Even though A and b are tall arrays, they appear only in the terms ${A}^{T}A$ and ${A}^{T}b$. The results of these two matrix multiplications are small enough to fit in memory, so they are precomputed and the iterative updates between iterations are performed entirely within memory.

 Tibshirani, R. “Regression Shrinkage and Selection via the Lasso.” Journal of the Royal Statistical Society. Series B, Vol. 58, No. 1, 1996, pp. 267–288.
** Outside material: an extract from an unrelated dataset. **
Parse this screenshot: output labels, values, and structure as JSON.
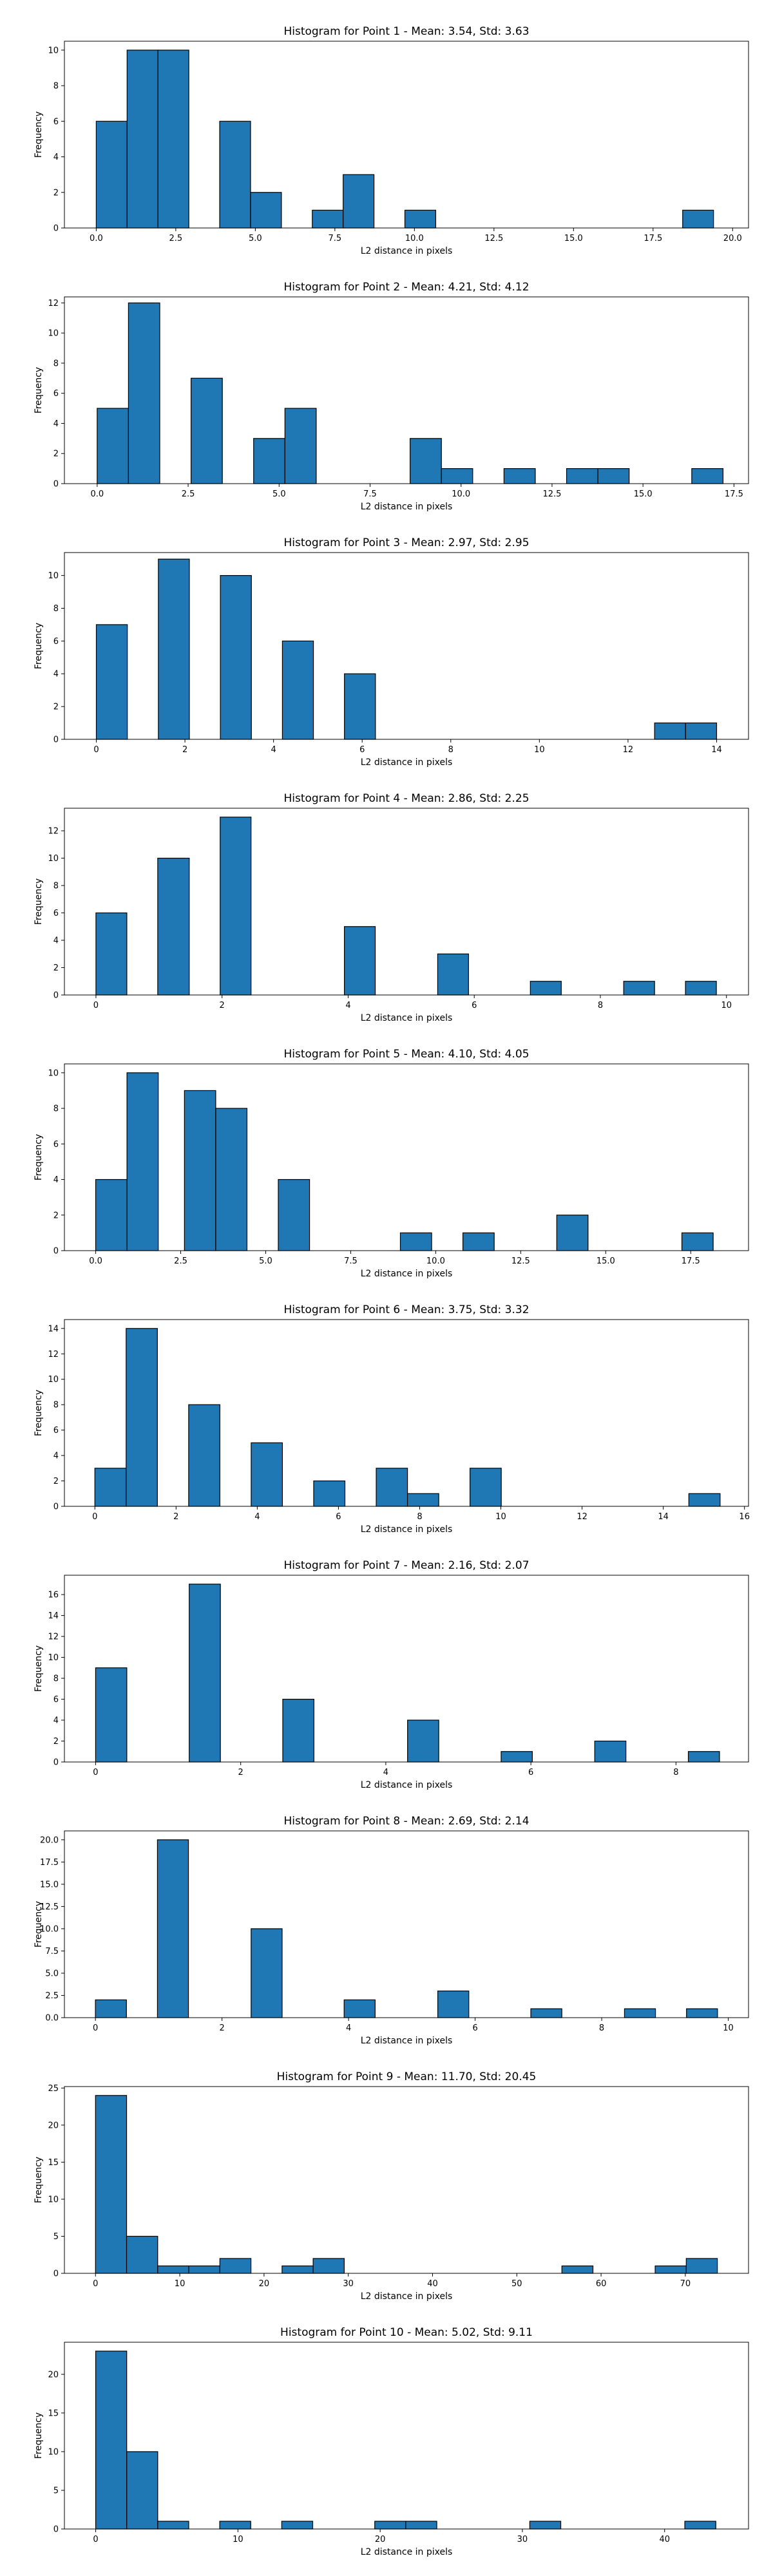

 Zou, H., and T. Hastie. “Regularization and Variable Selection via the Elastic Net.” Journal of the Royal Statistical Society. Series B, Vol. 67, No. 2, 2005, pp. 301–320.

 Friedman, J., R. Tibshirani, and T. Hastie. “Regularization Paths for Generalized Linear Models via Coordinate Descent.” Journal of Statistical Software. Vol. 33, No. 1, 2010. `https://www.jstatsoft.org/v33/i01`

 Hastie, T., R. Tibshirani, and J. Friedman. The Elements of Statistical Learning. 2nd edition. New York: Springer, 2008.

 Boyd, S. “Distributed Optimization and Statistical Learning via the Alternating Direction Method of Multipliers.” Foundations and Trends in Machine Learning. Vol. 3, No. 1, 2010, pp. 1–122.